OFFSET(reference, rows, columns, height, width)

reference:  The address of the cell from which the offsets are measured.

rows: The number of rows from the reference cell to the target cell. rows is a number value. 0 means the target cell is in the same row as the base cell. A negative number means the target is in a row above the reference.

columns: The number of columns from the reference cell to the target cell. columns is a number value. 0 means the target cell is in the same column as the refernce cell. A negative number means the target is in a column to the left of the base.

height:  An optional value specifying the number of rows to return starting with the offset location. height  is a number value.

width:  An optional value specifying the number of columns to return starting with the offset location. width is a number value.

Usage Notes

OFFSET can return an array for use with another function. For example, assume you have entered into A1, A2, and A3, the base cell, the number of rows, and the number of columns, respectively, that you wish to have summed. The sum could be found using =SUM(OFFSET(INDIRECT(A1),0,0,A2,A3)).

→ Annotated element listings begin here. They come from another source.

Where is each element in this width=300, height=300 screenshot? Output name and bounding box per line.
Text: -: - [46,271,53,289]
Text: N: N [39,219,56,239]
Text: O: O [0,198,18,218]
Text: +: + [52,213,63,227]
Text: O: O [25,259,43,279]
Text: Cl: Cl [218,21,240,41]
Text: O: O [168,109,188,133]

lets see one question asked in the google docs forum:

Hello, I am a total spreadsheet n00b and I am banging my head on this problem: I have a huge amount of data I need to sum up. Every column has a few thousands rows, and I want to sum them up 16 by 16 in another cell. So, for example: A1:A16 summed in B1, A17:A32 summed in B2, and so on. Is there a clever and quick way of doing this, without manually changing a formula every time but just using one formula? I have tens of these columns to sum up, and it’s driving me kinda crazy, I tried searching for something similar to no avail.

the link to the blog is

https://groups.google.com/a/googleproductforums.com/forum/#!starred/docs/qgKeHI-nJ4A

the solution suggested by me in cell b1 is as follows:

=SUM(OFFSET($A$1,(ROW()-1)*16,,16))

and drag it down

we have taken the first argument reference as cell A1 as absolute reference.

In the second argument is rows we have intelligently put the Row() function, this function will first evaluate the row() function since we are in cell B1 the row function will return 1 We are subtracting 1 from row() function which will give us the value 0 and it is multiplied by 16 and it will result in 0 that means the rows offset is 0 for the first cell indirectly we are setting the cell start the reference cell to A1.

When we drag the formula to cell B2 the row() function gets the value of 2 and subtracting 1 from that will give us the value 1 and multiplying this with 16 will give the reference cell as A17.

The third argument is Columns which we have ignored because there is no column offset the in the question

The fourth argument is height  we have assumed the value 16, since in the question he want to total of sum of every 16 rows

The fifth argument is left since it is a optional one.

If we try to solve the same problem using the other formulas the logic will be complicated.